Most of the opposition I’ve seen to using mailing lists for technical discussion has basically come down to “young people think email is old and gross” and my position is that people reacting that way have some self-reflection to do and to get over themselves.
What makes them feel like 1970s technology: everyone has to manually manage their own archive and pay storage costs for media files, there is no way to share history (if you want), there is no integrated search, differences in clients mean that people have different experiences of the same message, there are no affordances like reactions that allow people to easily interact with a message without sending an entire separate message.
But maybe I should have said late 80s, early 90s tech. In the 70s, if you were communicating with others on a computer, you were almost certainly using the exact same software on the exact same time-shared system, where at least there was a symmetry of experiences (but no multimedia). The explosion of email clients happened in the 90s, mostly.

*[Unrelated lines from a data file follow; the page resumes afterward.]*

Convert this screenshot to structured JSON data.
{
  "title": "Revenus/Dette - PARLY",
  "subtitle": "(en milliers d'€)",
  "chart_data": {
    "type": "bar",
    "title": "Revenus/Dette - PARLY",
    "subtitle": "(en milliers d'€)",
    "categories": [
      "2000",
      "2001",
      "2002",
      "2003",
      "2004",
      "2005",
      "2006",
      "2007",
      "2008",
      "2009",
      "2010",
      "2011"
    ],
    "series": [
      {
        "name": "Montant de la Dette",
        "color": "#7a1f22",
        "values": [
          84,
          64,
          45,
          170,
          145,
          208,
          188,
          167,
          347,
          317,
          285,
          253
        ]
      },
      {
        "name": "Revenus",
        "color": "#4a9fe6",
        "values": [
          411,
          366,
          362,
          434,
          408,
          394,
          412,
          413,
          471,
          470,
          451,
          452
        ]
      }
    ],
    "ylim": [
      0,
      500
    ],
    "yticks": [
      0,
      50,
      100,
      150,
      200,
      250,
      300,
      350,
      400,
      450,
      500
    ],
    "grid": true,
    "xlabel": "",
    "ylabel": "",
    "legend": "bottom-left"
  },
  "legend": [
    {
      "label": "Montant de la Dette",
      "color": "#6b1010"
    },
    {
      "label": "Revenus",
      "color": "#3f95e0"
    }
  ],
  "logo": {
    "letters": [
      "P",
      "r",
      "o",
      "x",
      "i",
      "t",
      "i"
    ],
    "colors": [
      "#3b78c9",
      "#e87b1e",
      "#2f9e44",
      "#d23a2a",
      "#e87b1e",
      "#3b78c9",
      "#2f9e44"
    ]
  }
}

Oh no, people have to consider how they engage with others’ writing! They can’t just push a “like” or “thumbs down” button! There will be social pressure against it if they try to just send around picture or video memes instead of writing something thoughtful! And worst, everyone gets to be in control of their “experience of the same message,” by using the mail client that works best for them!
All of the reasons you say mailing lists are, let’s say, “dated” are actually benefits of using them, especially when using them for engineering purposes.
I agree that the available features can steer the online community culture and behaviors, but it's not determinative. I don't see why online communities should give up useful features just because other communities use them in a way you don't like.
I've been using mailing lists for about 30 years now. In the days before social networks, there was tons of forwarded crap and email chains, such that debunking them was a cottage industry. This behavior eventually moved to Facebook and Twitter which is perhaps why email lists seem more civilized these days, but I don't believe its the features that are driving it.
Most of the opposition I’ve seen to using mailing lists for technical discussion has basically come down to “young people think email is old and gross” and my position is that people reacting that way have some self-reflection to do and to get over themselves.